Wer in die Dominikanische Republik ein- oder ausreist, kommt am E-Ticket nicht vorbei. Das Formular muss vor der Reise ausgefüllt sein. Die früher häufig genannte 72-Stunden-Regel gilt dagegen nicht mehr: Sobald die Flugdaten feststehen, kann das E-Ticket vorbereitet werden.

Das elektronische Ein- und Ausreiseformular ist für dominikanische und ausländische Passagiere vorgeschrieben und wird kostenlos über die Dirección General de Migración ausgefüllt. Daran ändert auch die neue Version nichts. Neu ist vor allem, dass man künftig weniger von vorne anfangen muss.

Die 2026 eingeführte beziehungsweise schrittweise ausgerollte neue Version des E-Tickets ist stärker auf Menschen ausgerichtet, die häufiger in die Dominikanische Republik reisen oder gemeinsam mit ihrer Familie unterwegs sind. Persönliche Daten und wiederkehrende Mitreisende lassen sich speichern, Familien können übersichtlicher verwaltet werden und Ein- und Ausreise beziehungsweise der Rückflug können stärker in einem Vorgang zusammengefasst werden. Die Dirección General de Migración beschreibt die neue Plattform ausdrücklich als einfacher und schneller als ihre Vorgänger.

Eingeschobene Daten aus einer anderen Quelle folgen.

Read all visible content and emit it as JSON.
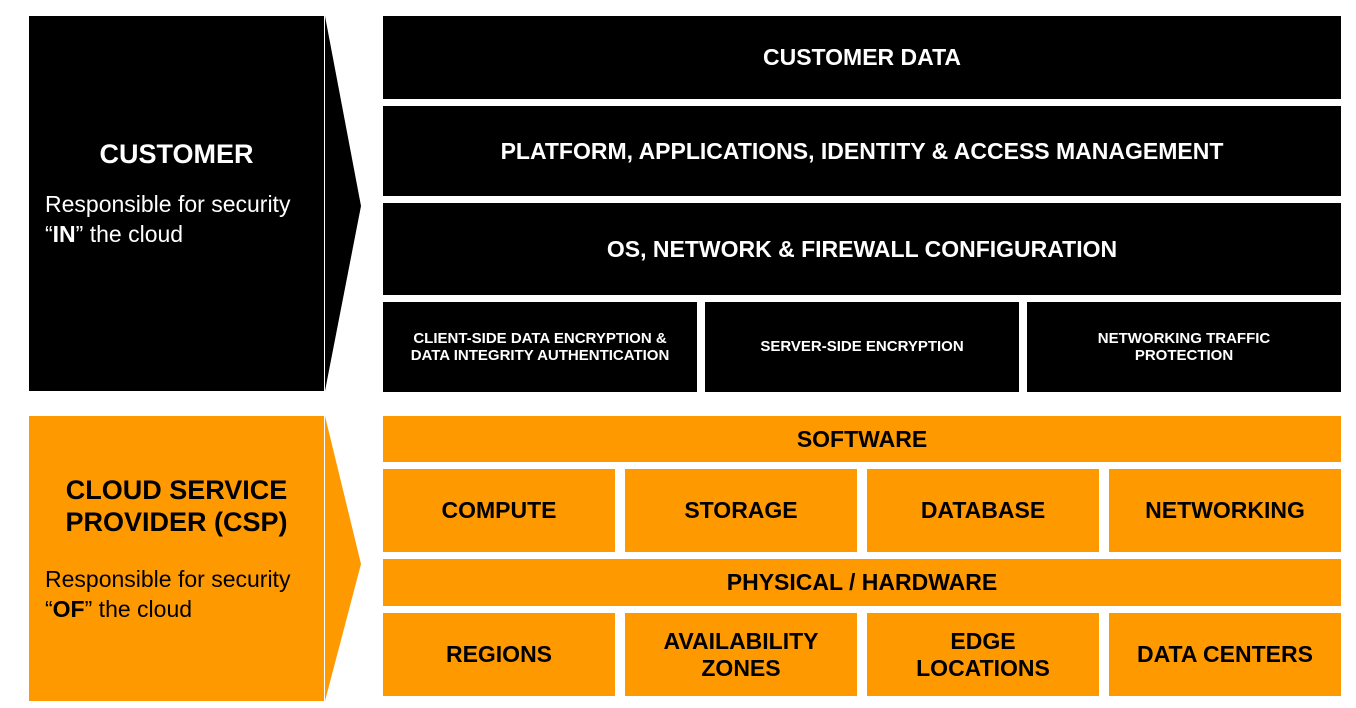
{
  "colors": {
    "customer": "#000000",
    "csp": "#FF9900"
  },
  "customer": {
    "title": "CUSTOMER",
    "desc_pre": "Responsible for security “",
    "desc_bold": "IN",
    "desc_post": "” the cloud"
  },
  "csp": {
    "title": "CLOUD SERVICE PROVIDER (CSP)",
    "desc_pre": "Responsible for security “",
    "desc_bold": "OF",
    "desc_post": "” the cloud"
  },
  "customer_layers": [
    "CUSTOMER DATA",
    "PLATFORM, APPLICATIONS, IDENTITY & ACCESS MANAGEMENT",
    "OS, NETWORK & FIREWALL CONFIGURATION"
  ],
  "customer_encryption": [
    "CLIENT-SIDE DATA ENCRYPTION & DATA INTEGRITY AUTHENTICATION",
    "SERVER-SIDE ENCRYPTION",
    "NETWORKING TRAFFIC PROTECTION"
  ],
  "csp_software": "SOFTWARE",
  "csp_services": [
    "COMPUTE",
    "STORAGE",
    "DATABASE",
    "NETWORKING"
  ],
  "csp_hardware": "PHYSICAL / HARDWARE",
  "csp_infrastructure": [
    "REGIONS",
    "AVAILABILITY ZONES",
    "EDGE LOCATIONS",
    "DATA CENTERS"
  ]
}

Was ist beim neuen E-Ticket anders?

Die auffälligste Änderung begegnet einem bereits beim Einstieg. Statt ausschließlich ein neues Formular zu beginnen, ist die Plattform nun stärker wie ein persönlicher Reisebereich aufgebaut. Man kann ein Benutzerkonto anlegen und sich anmelden; vorgesehen ist außerdem weiterhin die Möglichkeit, das E-Ticket ohne dauerhaftes Konto als Gast zu erstellen. Die neue Plattform bietet darüber hinaus Funktionen zur Verwaltung bereits angelegter E-Tickets.

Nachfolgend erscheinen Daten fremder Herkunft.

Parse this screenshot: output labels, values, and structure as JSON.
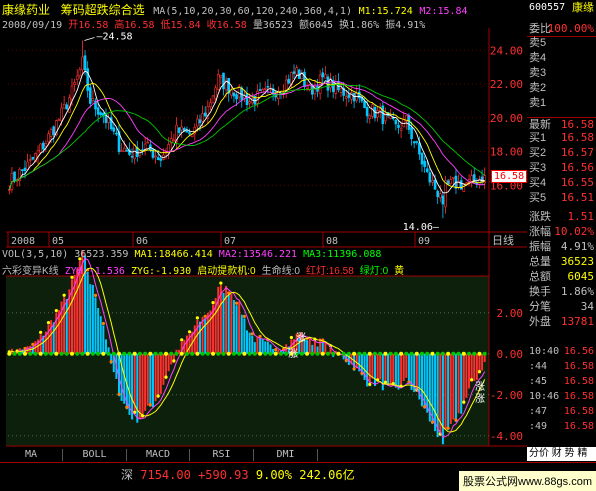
{
  "header": {
    "stock_name": "康缘药业",
    "indicator_title": "筹码超跌综合选",
    "ma_params": "MA(5,10,20,30,60,120,240,360,4,1)",
    "m1": "M1:15.724",
    "m2": "M2:15.84",
    "date": "2008/09/19",
    "open": "开16.58",
    "high": "高16.58",
    "low": "低15.84",
    "close": "收16.58",
    "volume": "量36523",
    "amount": "额6045",
    "turnover": "换1.86%",
    "amplitude": "振4.91%"
  },
  "price_axis": {
    "ticks": [
      "24.00",
      "22.00",
      "20.00",
      "18.00",
      "16.00"
    ],
    "current_tag": "16.58",
    "high_label": "24.58",
    "low_label": "14.06",
    "ylim": [
      13.6,
      25.2
    ]
  },
  "time_axis": {
    "labels": [
      "2008",
      "05",
      "06",
      "07",
      "08",
      "09"
    ],
    "period_label": "日线"
  },
  "volume_line": {
    "label": "VOL(3,5,10)",
    "value": "36523.359",
    "ma1": "MA1:18466.414",
    "ma2": "MA2:13546.221",
    "ma3": "MA3:11396.088"
  },
  "lower_indicator": {
    "name": "六彩变异K线",
    "zyh": "ZYH:-1.536",
    "zyg": "ZYG:-1.930",
    "start": "启动提款机:0",
    "life": "生命线:0",
    "red": "红灯:16.58",
    "green": "绿灯:0",
    "last": "黄",
    "ticks": [
      "2.00",
      "0.00",
      "-2.00",
      "-4.00"
    ],
    "ylim": [
      -4.4,
      3.6
    ],
    "mark_ma": "涨",
    "mark_zhang": "涨",
    "mark_right": "涨",
    "mark_right2": "涨"
  },
  "tabs": [
    "MA",
    "BOLL",
    "MACD",
    "RSI",
    "DMI"
  ],
  "sidebar": {
    "code": "600557",
    "name": "康缘",
    "weibi": "委比",
    "weibi_val": "100.00%",
    "asks": [
      {
        "label": "卖5",
        "value": ""
      },
      {
        "label": "卖4",
        "value": ""
      },
      {
        "label": "卖3",
        "value": ""
      },
      {
        "label": "卖2",
        "value": ""
      },
      {
        "label": "卖1",
        "value": ""
      }
    ],
    "last_label": "最新",
    "last_val": "16.58",
    "bids": [
      {
        "label": "买1",
        "value": "16.58"
      },
      {
        "label": "买2",
        "value": "16.57"
      },
      {
        "label": "买3",
        "value": "16.56"
      },
      {
        "label": "买4",
        "value": "16.55"
      },
      {
        "label": "买5",
        "value": "16.51"
      }
    ],
    "stats": [
      {
        "label": "涨跌",
        "value": "1.51"
      },
      {
        "label": "涨幅",
        "value": "10.02%"
      },
      {
        "label": "振幅",
        "value": "4.91%"
      },
      {
        "label": "总量",
        "value": "36523"
      },
      {
        "label": "总额",
        "value": "6045"
      },
      {
        "label": "换手",
        "value": "1.86%"
      },
      {
        "label": "分笔",
        "value": "34"
      },
      {
        "label": "外盘",
        "value": "13781"
      }
    ],
    "ticks": [
      {
        "time": "10:40",
        "price": "16.56"
      },
      {
        "time": ":44",
        "price": "16.58"
      },
      {
        "time": ":45",
        "price": "16.58"
      },
      {
        "time": "10:46",
        "price": "16.58"
      },
      {
        "time": ":47",
        "price": "16.58"
      },
      {
        "time": ":49",
        "price": "16.58"
      }
    ],
    "link_label": "分价 财 势 精"
  },
  "bottom": {
    "index_name": "深",
    "index_value": "7154.00",
    "index_change": "+590.93",
    "index_pct": "9.00%",
    "index_amount": "242.06亿",
    "watermark": "股票公式网www.88gs.com"
  },
  "colors": {
    "up": "#ff3030",
    "down": "#00c8ff",
    "yellow": "#ffff00",
    "magenta": "#ff40ff",
    "green": "#00c800",
    "white": "#ffffff",
    "panel": "#0a1a0a"
  }
}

Das klingt zunächst nach einer kosmetischen Änderung, ist aber gerade für Menschen interessant, die regelmäßig zwischen der Dominikanischen Republik und dem Ausland unterwegs sind. Bisher musste ein erheblicher Teil der persönlichen Angaben bei jedem neuen Vorgang erneut eingegeben oder über die Nummer eines früheren E-Tickets übernommen werden. Mit der neuen Version sollen Stammdaten dauerhaft hinterlegt werden können.

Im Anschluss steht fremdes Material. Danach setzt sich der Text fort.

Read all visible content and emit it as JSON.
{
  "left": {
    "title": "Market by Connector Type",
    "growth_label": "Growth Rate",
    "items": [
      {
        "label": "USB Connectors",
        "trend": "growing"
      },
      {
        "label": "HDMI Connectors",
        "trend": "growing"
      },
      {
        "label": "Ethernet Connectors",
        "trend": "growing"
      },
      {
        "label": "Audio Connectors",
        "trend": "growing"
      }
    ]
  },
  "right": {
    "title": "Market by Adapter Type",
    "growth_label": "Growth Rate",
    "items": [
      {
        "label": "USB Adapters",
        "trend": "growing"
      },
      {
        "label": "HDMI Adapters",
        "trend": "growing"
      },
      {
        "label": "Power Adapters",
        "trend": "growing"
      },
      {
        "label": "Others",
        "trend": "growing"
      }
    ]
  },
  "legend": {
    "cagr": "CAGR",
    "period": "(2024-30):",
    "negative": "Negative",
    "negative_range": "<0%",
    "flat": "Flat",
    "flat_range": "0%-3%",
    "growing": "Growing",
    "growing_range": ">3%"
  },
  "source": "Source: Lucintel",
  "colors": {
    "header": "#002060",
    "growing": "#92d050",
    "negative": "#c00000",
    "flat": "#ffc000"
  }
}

Ähnliches gilt für Familien und regelmäßig gemeinsam reisende Personen. Die Dirección General de Migración nennt ausdrücklich die Registrierung von Familien, Vielfliegern und wiederkehrenden Reisenden als einen Schwerpunkt der neuen Version. Damit sollen sich die Angaben von Ehepartnern, Kindern oder anderen regelmäßig mitreisenden Personen einfacher wiederverwenden lassen.

Auch Hin- und Rückreise sollen enger zusammenrücken. Sind die Reisedaten bereits bekannt, können die Angaben für Einreise und spätere Ausreise in einem zusammenhängenden Vorgang vorbereitet werden. Das erspart zwar nicht sämtliche Angaben zum Rückflug, aber zumindest das erneute Eintippen all jener Informationen, die sich zwischen Ankunft und Abreise gewöhnlich nicht verändert haben.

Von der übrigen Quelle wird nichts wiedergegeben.